Technical standards to internationalise domain names were developed from the mid-1990s. The solution retains the domain name system’s restricted character set, and transliterates every other character into it. Each series of non-ASCII characters is transliterated into a string of ASCII characters prefixed with xn-- . The xn-- ASCII forms of the domain names are meaningless to humans, but meaningful to machines that resolve domain names – name servers. Thus, humans see the meaningful, transliterated characters when they navigate the Internet, whilst the underlying technical resolution of domain names remains unchanged.
In more technical terms, punycode is the algorithm used to transform a Unicode Label into an ASCII string.
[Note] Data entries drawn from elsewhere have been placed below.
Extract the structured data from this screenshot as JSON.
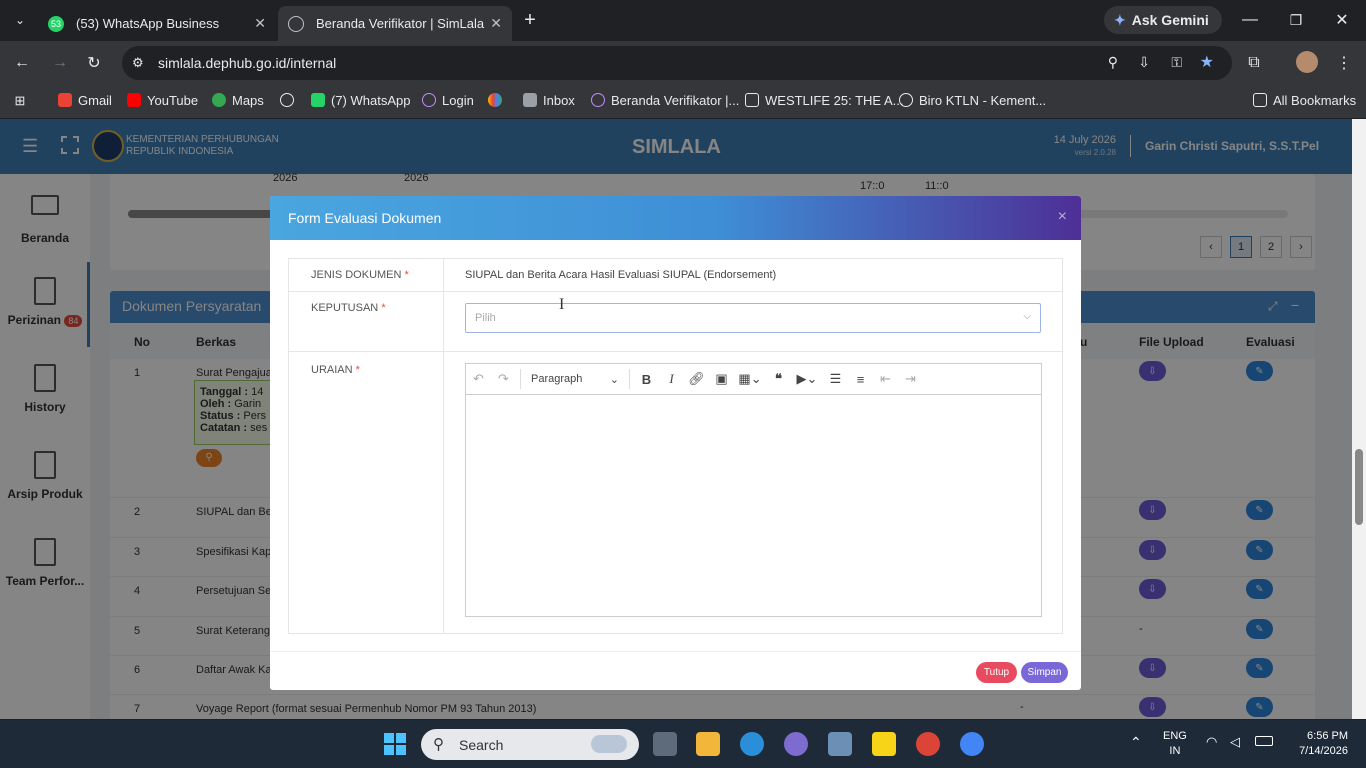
{
  "browser": {
    "tabs": [
      {
        "label": "(53) WhatsApp Business",
        "badge": "53"
      },
      {
        "label": "Beranda Verifikator | SimLala"
      }
    ],
    "url": "simlala.dephub.go.id/internal",
    "ask_gemini": "Ask Gemini",
    "bookmarks": [
      "Gmail",
      "YouTube",
      "Maps",
      "(7) WhatsApp",
      "Login",
      "Inbox",
      "Beranda Verifikator |...",
      "WESTLIFE 25: THE A...",
      "Biro KTLN - Kement..."
    ],
    "all_bookmarks": "All Bookmarks"
  },
  "app": {
    "org_line1": "KEMENTERIAN PERHUBUNGAN",
    "org_line2": "REPUBLIK INDONESIA",
    "title": "SIMLALA",
    "date": "14 July 2026",
    "version": "versi 2.0.28",
    "user": "Garin Christi Saputri, S.S.T.Pel"
  },
  "sidebar": [
    {
      "label": "Beranda"
    },
    {
      "label": "Perizinan",
      "badge": "84"
    },
    {
      "label": "History"
    },
    {
      "label": "Arsip Produk"
    },
    {
      "label": "Team Perfor..."
    }
  ],
  "bg_table": {
    "years": [
      "2026",
      "2026"
    ],
    "times": [
      "17::0",
      "11::0"
    ],
    "pages": [
      "1",
      "2"
    ],
    "section_title": "Dokumen Persyaratan",
    "headers": [
      "No",
      "Berkas",
      "u",
      "File Upload",
      "Evaluasi"
    ],
    "rows": [
      {
        "no": "1",
        "berkas": "Surat Pengajuan"
      },
      {
        "no": "2",
        "berkas": "SIUPAL dan Beri"
      },
      {
        "no": "3",
        "berkas": "Spesifikasi Kapa"
      },
      {
        "no": "4",
        "berkas": "Persetujuan Seb"
      },
      {
        "no": "5",
        "berkas": "Surat Keterangan"
      },
      {
        "no": "6",
        "berkas": "Daftar Awak Kap"
      },
      {
        "no": "7",
        "berkas": "Voyage Report (format sesuai Permenhub Nomor PM 93 Tahun 2013)"
      }
    ],
    "dash5": "-",
    "dash7": "-",
    "info": {
      "tanggal": "Tanggal :",
      "tanggal_v": "14",
      "oleh": "Oleh :",
      "oleh_v": "Garin",
      "status": "Status :",
      "status_v": "Pers",
      "catatan": "Catatan :",
      "catatan_v": "ses"
    }
  },
  "modal": {
    "title": "Form Evaluasi Dokumen",
    "close": "×",
    "jenis_label": "JENIS DOKUMEN",
    "jenis_value": "SIUPAL dan Berita Acara Hasil Evaluasi SIUPAL (Endorsement)",
    "keputusan_label": "KEPUTUSAN",
    "keputusan_placeholder": "Pilih",
    "uraian_label": "URAIAN",
    "required_mark": "*",
    "editor_format": "Paragraph",
    "btn_tutup": "Tutup",
    "btn_simpan": "Simpan"
  },
  "taskbar": {
    "search": "Search",
    "lang1": "ENG",
    "lang2": "IN",
    "time": "6:56 PM",
    "date": "7/14/2026"
  },
  "colors": {
    "header": "#3e7fb5",
    "tutup": "#e84a5f",
    "simpan": "#7b68d8",
    "badge": "#e74c3c"
  }
}
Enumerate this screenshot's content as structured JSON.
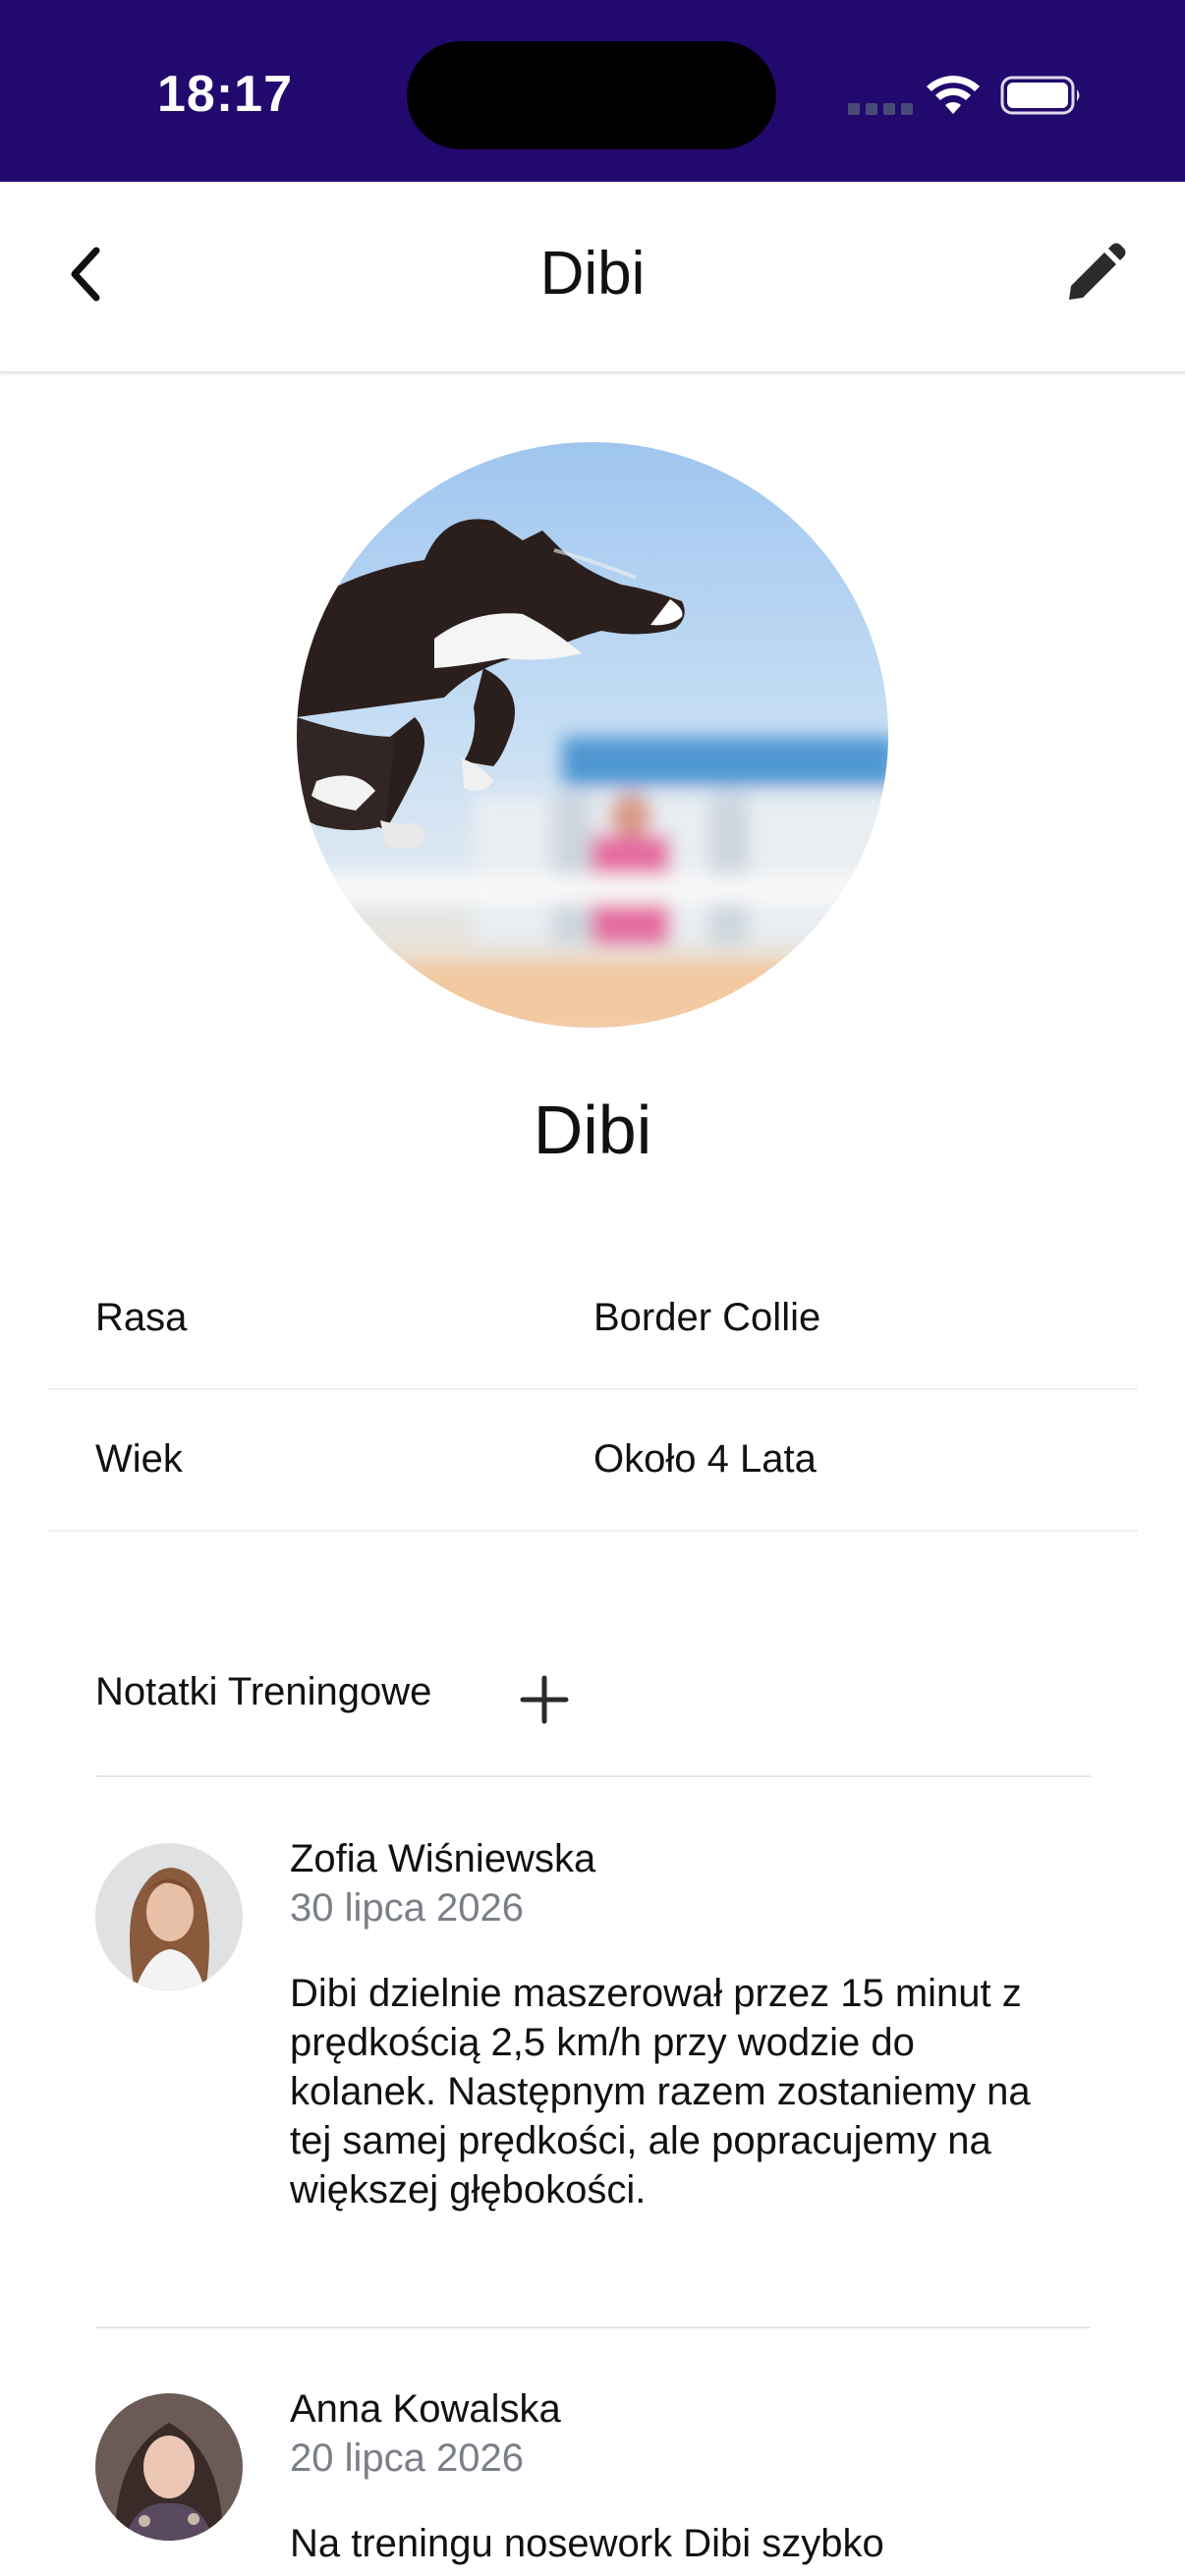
{
  "status_bar": {
    "time": "18:17"
  },
  "nav": {
    "title": "Dibi",
    "back_icon": "chevron-left-icon",
    "edit_icon": "pencil-icon"
  },
  "profile": {
    "name": "Dibi",
    "photo": "dog-photo"
  },
  "details": [
    {
      "label": "Rasa",
      "value": "Border Collie"
    },
    {
      "label": "Wiek",
      "value": "Około 4 Lata"
    }
  ],
  "notes": {
    "title": "Notatki Treningowe",
    "add_icon": "plus-icon",
    "items": [
      {
        "author": "Zofia Wiśniewska",
        "date": "30 lipca 2026",
        "text": "Dibi dzielnie maszerował przez 15 minut z prędkością 2,5 km/h przy wodzie do kolanek. Następnym razem zostaniemy na tej samej prędkości, ale popracujemy na większej głębokości."
      },
      {
        "author": "Anna Kowalska",
        "date": "20 lipca 2026",
        "text": "Na treningu nosework Dibi szybko"
      }
    ]
  },
  "colors": {
    "status_bar": "#22096e",
    "date_text": "#7a7f88"
  }
}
This ASCII string is prefixed with “xn--” (ACE prefix) to create an “A-label” or ACE label (ASCII Compatible Encoding) that the domain name system understands. For more details, see section 2.3 of RFC 5890.
Implementation of IDNs began in 2000 at the second level (under .com and .net) and 2001 (.jp). In the ten years that followed, several ccTLDs deployed IDNs, primarily supporting local language character sets. Some experimented with other strategies for internationalising domain names, but the IDN technology proved the most successful. Following pressure from the ccTLD community, ICANN introduced a fast track process to create IDN ccTLDs in 2007-2008. From 2010, IDNs became available at the top level having completed the specific process set by ICANN (for example, السعودية for Saudi Arabia, рф for the Russian Federation) .
IDNs are technically complex to implement. Many challenges remain, including (at a technical level) how to handle variant characters, which are prevalent in Arabic and Chinese scripts. Another challenge is the user-experience, eg consistent representation in browsers and emails.
Despite the technical challenges, IDNs are viewed by many as a catalyst and a necessary first step to achieving a multilingual Internet. According to UNESCO, in 2008 only 12 languages accounted for 98% of Internet web pages; English, with 72% of web pages, was the dominant language online. Recent reports indicate that other languages are growing rapidly online. For example, by 2010, only 20% of Wikipedia articles were in English. Supporters of IDN believe that enabling users to navigate the Internet in their native language is bound to enhance the linguistic diversity of the online population, and that IDNs are strongly linked to local content.
While this study focuses on the web, it should be noted that other applications also require internationalisation, eg email, file transfer protocol, etc.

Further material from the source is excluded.